Sourdough bread starts with a live fermented culture of flour and water (called a “starter”) that must be fed regularly to stay alive, just like a pet. The naturally occurring yeasts and bacteria in the starter act as a leavening agent, which is why sourdough does not require commercial yeast to rise.
Sourdough bread gets its unique taste from the lactic acid produced during the fermentation process.

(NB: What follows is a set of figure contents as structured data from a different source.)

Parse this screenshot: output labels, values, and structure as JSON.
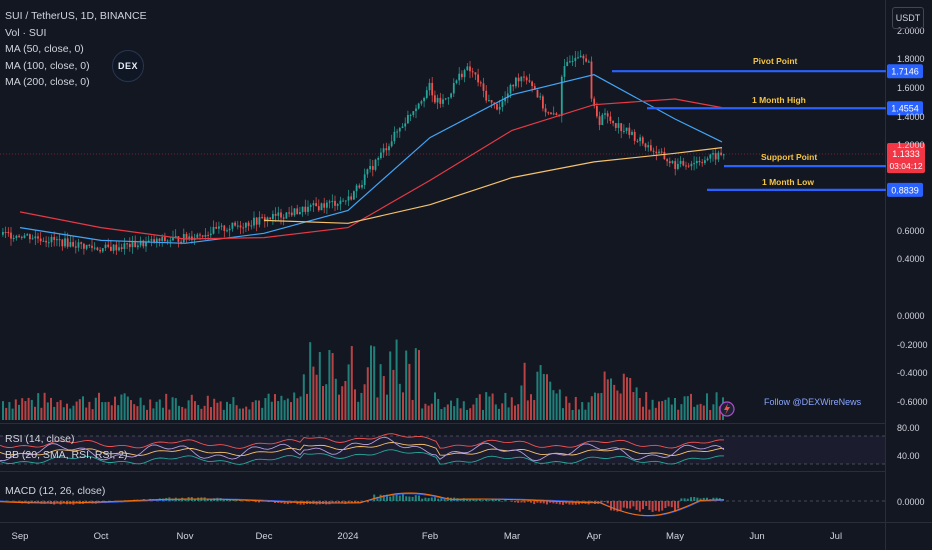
{
  "legend": {
    "symbol": "SUI / TetherUS, 1D, BINANCE",
    "vol": "Vol · SUI",
    "ma50": "MA (50, close, 0)",
    "ma100": "MA (100, close, 0)",
    "ma200": "MA (200, close, 0)"
  },
  "logo": {
    "text": "DEX"
  },
  "currency_button": "USDT",
  "indicators": {
    "rsi": "RSI (14, close)",
    "bb": "BB (20, SMA, RSI, RSI, 2)",
    "macd": "MACD (12, 26, close)"
  },
  "follow_text": "Follow @DEXWireNews",
  "levels": {
    "pivot": {
      "label": "Pivot Point",
      "value": "1.7146"
    },
    "high": {
      "label": "1 Month High",
      "value": "1.4554"
    },
    "support": {
      "label": "Support Point",
      "value": "1.0500"
    },
    "low": {
      "label": "1 Month Low",
      "value": "0.8839"
    }
  },
  "current_price": {
    "value": "1.1333",
    "countdown": "03:04:12"
  },
  "colors": {
    "background": "#131722",
    "up": "#26a69a",
    "down": "#ef5350",
    "ma50": "#42a5f5",
    "ma100": "#e53945",
    "ma200": "#f5c26b",
    "level_line": "#2962ff",
    "level_label": "#f5c542",
    "price_tag": "#f23645"
  },
  "chart_data": {
    "type": "line",
    "title": "SUI / TetherUS, 1D, BINANCE",
    "x_ticks": [
      "Sep",
      "Oct",
      "Nov",
      "Dec",
      "2024",
      "Feb",
      "Mar",
      "Apr",
      "May",
      "Jun",
      "Jul"
    ],
    "price_axis_ticks": [
      "2.0000",
      "1.8000",
      "1.6000",
      "1.4000",
      "1.2000",
      "0.6000",
      "0.4000",
      "0.0000",
      "-0.2000",
      "-0.4000",
      "-0.6000"
    ],
    "rsi_axis_ticks": [
      "80.00",
      "40.00"
    ],
    "macd_axis_ticks": [
      "0.0000"
    ],
    "series": [
      {
        "name": "Price (close)",
        "x": [
          "Sep",
          "Oct",
          "Nov",
          "Dec",
          "2024",
          "Feb",
          "Mar",
          "Apr",
          "May",
          "May 22"
        ],
        "values": [
          0.57,
          0.47,
          0.55,
          0.68,
          0.82,
          1.62,
          1.58,
          1.45,
          1.05,
          1.13
        ]
      },
      {
        "name": "MA (50, close, 0)",
        "x": [
          "Sep",
          "Oct",
          "Nov",
          "Dec",
          "2024",
          "Feb",
          "Mar",
          "Apr",
          "May",
          "May 22"
        ],
        "values": [
          0.62,
          0.53,
          0.51,
          0.58,
          0.74,
          1.25,
          1.55,
          1.69,
          1.38,
          1.22
        ]
      },
      {
        "name": "MA (100, close, 0)",
        "x": [
          "Sep",
          "Oct",
          "Nov",
          "Dec",
          "2024",
          "Feb",
          "Mar",
          "Apr",
          "May",
          "May 22"
        ],
        "values": [
          0.73,
          0.62,
          0.54,
          0.55,
          0.62,
          0.95,
          1.3,
          1.48,
          1.52,
          1.46
        ]
      },
      {
        "name": "MA (200, close, 0)",
        "x": [
          "Dec",
          "2024",
          "Feb",
          "Mar",
          "Apr",
          "May",
          "May 22"
        ],
        "values": [
          0.67,
          0.65,
          0.78,
          0.97,
          1.08,
          1.14,
          1.18
        ]
      }
    ],
    "levels": [
      {
        "name": "Pivot Point",
        "value": 1.7146
      },
      {
        "name": "1 Month High",
        "value": 1.4554
      },
      {
        "name": "Support Point",
        "value": 1.05
      },
      {
        "name": "1 Month Low",
        "value": 0.8839
      }
    ],
    "current_price": 1.1333
  }
}
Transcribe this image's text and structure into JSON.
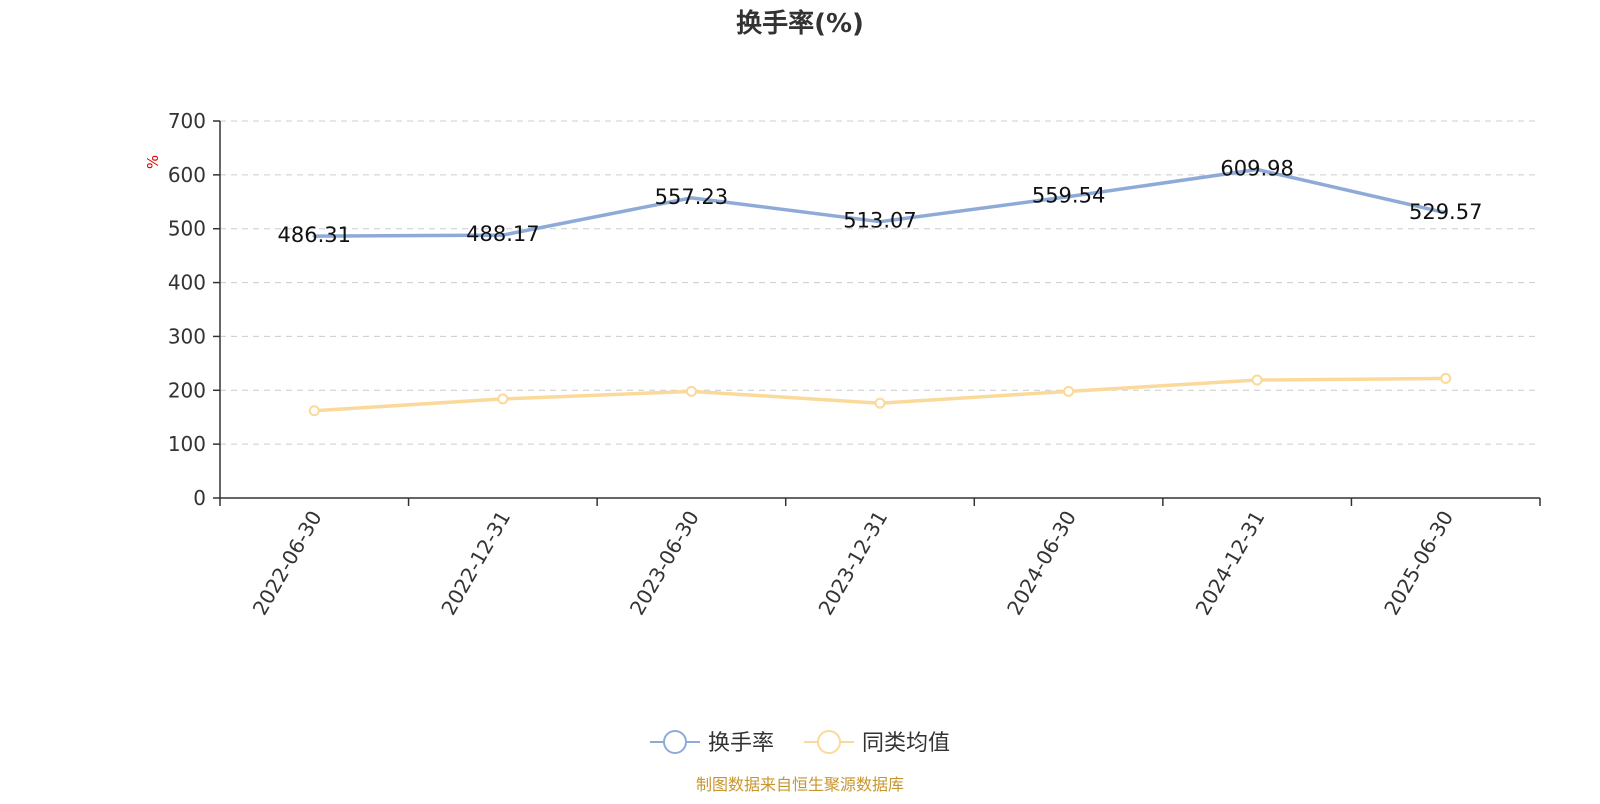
{
  "chart_data": {
    "type": "line",
    "title": "换手率(%)",
    "yunit": "%",
    "ylim": [
      0,
      700
    ],
    "yticks": [
      0,
      100,
      200,
      300,
      400,
      500,
      600,
      700
    ],
    "categories": [
      "2022-06-30",
      "2022-12-31",
      "2023-06-30",
      "2023-12-31",
      "2024-06-30",
      "2024-12-31",
      "2025-06-30"
    ],
    "grid": true,
    "legend_position": "bottom-center",
    "series": [
      {
        "name": "换手率",
        "color": "#8eabd8",
        "values": [
          486.31,
          488.17,
          557.23,
          513.07,
          559.54,
          609.98,
          529.57
        ],
        "labels": [
          "486.31",
          "488.17",
          "557.23",
          "513.07",
          "559.54",
          "609.98",
          "529.57"
        ],
        "show_labels": true,
        "show_markers": false
      },
      {
        "name": "同类均值",
        "color": "#fbd99a",
        "values": [
          162,
          184,
          198,
          176,
          198,
          219,
          222
        ],
        "show_labels": false,
        "show_markers": true
      }
    ],
    "source": "制图数据来自恒生聚源数据库"
  }
}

Lactic acid releases antioxidants, which help slow damage to cells caused by unstable molecules called free radicals. Sourdough bread also contains prebiotics, which are non-digestible fibers that nourishes the helpful bacteria living in your gut.
In addition, the fermentation process breaks down protein, gluten, and phytate (an “anti-nutrient” that reduces your body’s ability to absorb minerals). Studies suggest sourdough breads have a phytate content that is between 24% and 50% lower than other breads.
Studies suggest sourdough bread has a better effect on blood sugar and insulin levels than other breads, although the reason for this is not fully understood.
In conclusion, sourdough does not rely on baker’s yeast to rise, it includes less gluten and phytate, it is easier to digest and absorb, and it won’t harm blood sugar levels like other breads.
There’s absolutely no reason not to start eating it!
When shopping for sourdough, choose a whole wheat variety and keep in mind that some store-bought loaves are not produced using the traditional fermentation process and thus do not contain the same health benefits.